The Schemaverse [skee-muh vurs] is a space battleground that lives inside a PostgreSQL database. Mine the hell out of resources and build up your fleet of ships, all while trying to protect your home planet. Once you're ready, head out and conquer the map from other DEF CON rivals.
This unique game gives you direct access to the database that governs the rules. Write SQL queries directly by connecting with any supported PostgreSQL client or use your favourite language to write AI that plays on your behalf. This is DEF CON of course so start working on your SQL Injections - anything goes!
The TeleChallenge is a fast-paced, epic battle of wits and skill. Previous winners are few in number, and are among the most elite hackers at DEF CON. Designed to be played by teams, and running through the whole weekend, the TeleChallenge is entirely playable over a touch tone phone. Don't let fear of the Challenge hold you for ransom. Your voice is your passport!
Tin Foil Hat Contest
Want to block those pesky 5G microchips coursing through your vaccinated body? Were you hacking back against Putin, and need to hide? Or do those alien mind control rays just have you down lately? Fear not, for we here at the Tin Foil Hat contest have your back for all of these! Come find us in the contest area, and we'll have you build a tin foil hat which is guaranteed to provide top quality protection for your noggin. How you ask? SCIENCE!
Show us your skills by building a tin foil hat to shield your subversive thoughts, then test it out for effectiveness.
There are 2 categories: stock and unlimited. The hat in each category that causes the most signal attenuation will receive the "Substance" award for that category. We all know that hacker culture is all about looking good, though, so a single winner will be selected from each category for "Style".
Trace Labs OSINT Search Party CTF
[Image may be added later]
The Trace Labs Search Party CTF is a non theoretical, gamified effort that allows for the crowdsourcing of contestants to perform a single task: Conduct open source intelligence operations to help find missing persons
You can have teams of 1-4 people, 4 person teams provide many benefits which include the coaching of more junior members.
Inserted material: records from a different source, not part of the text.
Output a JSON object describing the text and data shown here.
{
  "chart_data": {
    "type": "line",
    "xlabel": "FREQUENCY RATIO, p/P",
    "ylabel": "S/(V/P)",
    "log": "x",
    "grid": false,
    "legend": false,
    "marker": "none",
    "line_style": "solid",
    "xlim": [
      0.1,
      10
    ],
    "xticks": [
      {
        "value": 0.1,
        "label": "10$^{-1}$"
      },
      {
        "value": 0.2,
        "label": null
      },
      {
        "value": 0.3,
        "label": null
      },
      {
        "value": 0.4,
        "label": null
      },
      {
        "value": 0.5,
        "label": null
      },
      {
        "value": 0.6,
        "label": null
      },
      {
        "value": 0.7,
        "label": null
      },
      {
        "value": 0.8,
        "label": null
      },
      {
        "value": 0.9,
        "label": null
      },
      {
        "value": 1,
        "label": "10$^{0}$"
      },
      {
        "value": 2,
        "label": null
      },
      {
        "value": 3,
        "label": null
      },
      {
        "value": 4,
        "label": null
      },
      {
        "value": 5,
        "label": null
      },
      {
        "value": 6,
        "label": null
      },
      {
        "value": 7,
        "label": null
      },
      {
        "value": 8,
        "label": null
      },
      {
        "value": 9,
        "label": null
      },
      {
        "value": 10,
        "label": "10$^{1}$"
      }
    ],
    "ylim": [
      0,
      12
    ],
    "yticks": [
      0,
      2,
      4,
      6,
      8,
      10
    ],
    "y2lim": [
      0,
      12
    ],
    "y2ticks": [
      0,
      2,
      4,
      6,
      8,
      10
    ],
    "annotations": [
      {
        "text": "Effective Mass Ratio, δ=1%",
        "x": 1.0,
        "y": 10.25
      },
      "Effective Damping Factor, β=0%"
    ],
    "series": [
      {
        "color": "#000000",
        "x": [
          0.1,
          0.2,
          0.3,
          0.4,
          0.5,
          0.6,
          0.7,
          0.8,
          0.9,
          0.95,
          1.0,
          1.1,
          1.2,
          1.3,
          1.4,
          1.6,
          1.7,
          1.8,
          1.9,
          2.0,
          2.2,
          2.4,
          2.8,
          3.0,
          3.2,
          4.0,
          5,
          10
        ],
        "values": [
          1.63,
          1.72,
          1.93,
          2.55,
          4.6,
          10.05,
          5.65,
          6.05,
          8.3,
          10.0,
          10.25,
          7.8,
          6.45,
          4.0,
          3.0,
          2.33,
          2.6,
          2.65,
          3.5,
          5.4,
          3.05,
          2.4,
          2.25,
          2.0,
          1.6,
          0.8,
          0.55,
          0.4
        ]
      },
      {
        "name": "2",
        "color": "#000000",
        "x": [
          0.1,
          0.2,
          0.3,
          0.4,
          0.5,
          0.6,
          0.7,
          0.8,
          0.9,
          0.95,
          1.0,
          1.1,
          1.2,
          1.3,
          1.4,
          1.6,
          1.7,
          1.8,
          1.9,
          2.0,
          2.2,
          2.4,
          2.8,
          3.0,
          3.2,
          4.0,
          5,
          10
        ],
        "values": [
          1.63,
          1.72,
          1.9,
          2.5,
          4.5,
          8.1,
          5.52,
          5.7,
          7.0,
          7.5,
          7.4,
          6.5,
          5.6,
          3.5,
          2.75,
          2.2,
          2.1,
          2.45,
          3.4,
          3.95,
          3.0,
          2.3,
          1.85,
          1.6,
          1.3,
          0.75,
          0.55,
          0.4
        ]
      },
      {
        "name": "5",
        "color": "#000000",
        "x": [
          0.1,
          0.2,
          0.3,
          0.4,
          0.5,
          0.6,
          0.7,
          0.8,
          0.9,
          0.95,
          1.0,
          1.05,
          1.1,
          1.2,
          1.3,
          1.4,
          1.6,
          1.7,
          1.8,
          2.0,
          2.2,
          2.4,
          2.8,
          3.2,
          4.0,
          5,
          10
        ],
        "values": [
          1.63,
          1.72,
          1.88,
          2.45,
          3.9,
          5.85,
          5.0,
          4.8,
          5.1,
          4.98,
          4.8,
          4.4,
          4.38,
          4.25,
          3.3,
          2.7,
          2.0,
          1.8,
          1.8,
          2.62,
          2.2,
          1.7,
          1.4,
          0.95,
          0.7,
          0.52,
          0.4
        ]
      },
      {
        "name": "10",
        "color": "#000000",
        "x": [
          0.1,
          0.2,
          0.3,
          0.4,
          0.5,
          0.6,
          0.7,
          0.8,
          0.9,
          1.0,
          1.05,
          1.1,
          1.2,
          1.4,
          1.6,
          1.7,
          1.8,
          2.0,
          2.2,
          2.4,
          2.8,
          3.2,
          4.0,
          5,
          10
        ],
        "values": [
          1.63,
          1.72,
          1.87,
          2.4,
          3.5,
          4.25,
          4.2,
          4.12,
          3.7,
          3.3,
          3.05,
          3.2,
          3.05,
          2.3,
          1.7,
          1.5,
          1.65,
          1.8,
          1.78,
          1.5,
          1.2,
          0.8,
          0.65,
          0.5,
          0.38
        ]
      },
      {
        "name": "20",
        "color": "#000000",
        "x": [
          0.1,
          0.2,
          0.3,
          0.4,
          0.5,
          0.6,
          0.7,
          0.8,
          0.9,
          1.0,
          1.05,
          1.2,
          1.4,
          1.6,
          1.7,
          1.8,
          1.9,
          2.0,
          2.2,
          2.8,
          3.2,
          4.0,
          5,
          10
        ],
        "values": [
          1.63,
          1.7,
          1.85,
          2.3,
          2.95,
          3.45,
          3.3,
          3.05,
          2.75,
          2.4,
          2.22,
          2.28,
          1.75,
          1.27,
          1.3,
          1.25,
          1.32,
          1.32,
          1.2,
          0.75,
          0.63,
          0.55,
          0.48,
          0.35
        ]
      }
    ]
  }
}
Often a great learning opportunity if you are able to pair up with OSINT veterans. Get your team together and join us in our Discord group to get started here:
Whose Slide Is It Anyway
It's our sixth year but since we had to be virtual last year this will be our 5 YEAR ANNIVERSARY show of “Whose Slide Is It Anyway?”! We're an unholy union of improv comedy, hacking and slide deck sado-masochism.
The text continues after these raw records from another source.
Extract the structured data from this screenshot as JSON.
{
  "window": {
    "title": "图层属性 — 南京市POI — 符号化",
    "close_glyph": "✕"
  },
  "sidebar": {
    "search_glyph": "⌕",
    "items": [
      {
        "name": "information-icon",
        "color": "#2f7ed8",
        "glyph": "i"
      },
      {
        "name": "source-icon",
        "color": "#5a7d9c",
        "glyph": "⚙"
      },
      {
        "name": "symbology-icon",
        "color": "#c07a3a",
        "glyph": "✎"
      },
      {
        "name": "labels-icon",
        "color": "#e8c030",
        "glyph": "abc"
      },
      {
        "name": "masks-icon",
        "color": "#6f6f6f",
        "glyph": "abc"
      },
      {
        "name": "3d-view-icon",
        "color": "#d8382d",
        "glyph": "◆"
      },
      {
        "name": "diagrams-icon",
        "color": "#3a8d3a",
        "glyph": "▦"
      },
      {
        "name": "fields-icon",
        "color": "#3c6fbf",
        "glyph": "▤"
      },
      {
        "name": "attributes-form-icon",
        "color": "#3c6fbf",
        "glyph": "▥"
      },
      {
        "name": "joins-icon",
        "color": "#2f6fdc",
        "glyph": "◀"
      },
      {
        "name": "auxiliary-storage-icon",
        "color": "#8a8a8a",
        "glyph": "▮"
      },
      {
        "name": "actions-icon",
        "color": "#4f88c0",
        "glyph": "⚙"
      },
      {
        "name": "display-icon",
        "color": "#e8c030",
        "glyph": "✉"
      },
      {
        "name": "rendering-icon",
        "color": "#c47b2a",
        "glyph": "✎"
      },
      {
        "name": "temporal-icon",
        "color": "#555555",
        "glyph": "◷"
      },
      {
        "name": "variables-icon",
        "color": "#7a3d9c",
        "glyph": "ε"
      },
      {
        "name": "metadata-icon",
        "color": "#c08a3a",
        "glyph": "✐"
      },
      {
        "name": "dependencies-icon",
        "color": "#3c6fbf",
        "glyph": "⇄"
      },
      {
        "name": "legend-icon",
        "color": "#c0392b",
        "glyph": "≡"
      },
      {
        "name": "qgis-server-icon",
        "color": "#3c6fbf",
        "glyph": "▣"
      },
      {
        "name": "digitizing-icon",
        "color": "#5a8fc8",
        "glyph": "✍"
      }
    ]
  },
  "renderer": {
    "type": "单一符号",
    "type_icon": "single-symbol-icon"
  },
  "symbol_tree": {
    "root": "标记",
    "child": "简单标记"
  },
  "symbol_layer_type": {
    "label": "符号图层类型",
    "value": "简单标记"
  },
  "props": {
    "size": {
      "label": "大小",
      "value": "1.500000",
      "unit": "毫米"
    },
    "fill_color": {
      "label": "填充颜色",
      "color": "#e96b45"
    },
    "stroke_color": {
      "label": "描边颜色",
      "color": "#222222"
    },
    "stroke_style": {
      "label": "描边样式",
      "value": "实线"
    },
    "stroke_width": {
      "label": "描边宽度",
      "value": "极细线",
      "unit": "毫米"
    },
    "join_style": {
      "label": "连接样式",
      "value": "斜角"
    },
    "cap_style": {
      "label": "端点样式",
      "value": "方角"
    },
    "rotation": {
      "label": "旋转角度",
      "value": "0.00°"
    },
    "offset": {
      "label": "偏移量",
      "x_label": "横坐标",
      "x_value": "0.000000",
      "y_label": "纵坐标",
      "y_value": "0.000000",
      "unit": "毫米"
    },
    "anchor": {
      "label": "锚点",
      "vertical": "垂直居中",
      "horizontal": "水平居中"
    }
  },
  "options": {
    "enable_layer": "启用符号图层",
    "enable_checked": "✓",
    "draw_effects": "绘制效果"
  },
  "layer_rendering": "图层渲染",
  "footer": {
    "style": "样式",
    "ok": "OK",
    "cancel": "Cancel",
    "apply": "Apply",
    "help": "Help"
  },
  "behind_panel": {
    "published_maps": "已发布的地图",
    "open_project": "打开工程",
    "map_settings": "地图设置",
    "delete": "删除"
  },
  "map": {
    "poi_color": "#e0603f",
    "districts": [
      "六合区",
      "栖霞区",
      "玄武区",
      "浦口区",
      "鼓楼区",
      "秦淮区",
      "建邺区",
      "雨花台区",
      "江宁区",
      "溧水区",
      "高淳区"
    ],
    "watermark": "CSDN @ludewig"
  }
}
Our team of slide monkeys will create a stupid amount of short slide decks on whatever nonsense tickles our fancies. Slides are not exclusive to technology, they can and will be about anything. Contestants will take the stage and choose a random number corresponding to a specific slide deck. They will then improvise a minimum 5 minute / maximum 10 minute lightning talk, becoming instant subject matter experts on whatever topic/stream of consciousness appears on the screen.
Whether you delight in the chaos of watching your fellow hackers squirm or would like to sacrifice yourself to the Contest Gods, it’s a night of schadenfreude for the whole family.
Oh, and prizes. Lots and lots of prizes.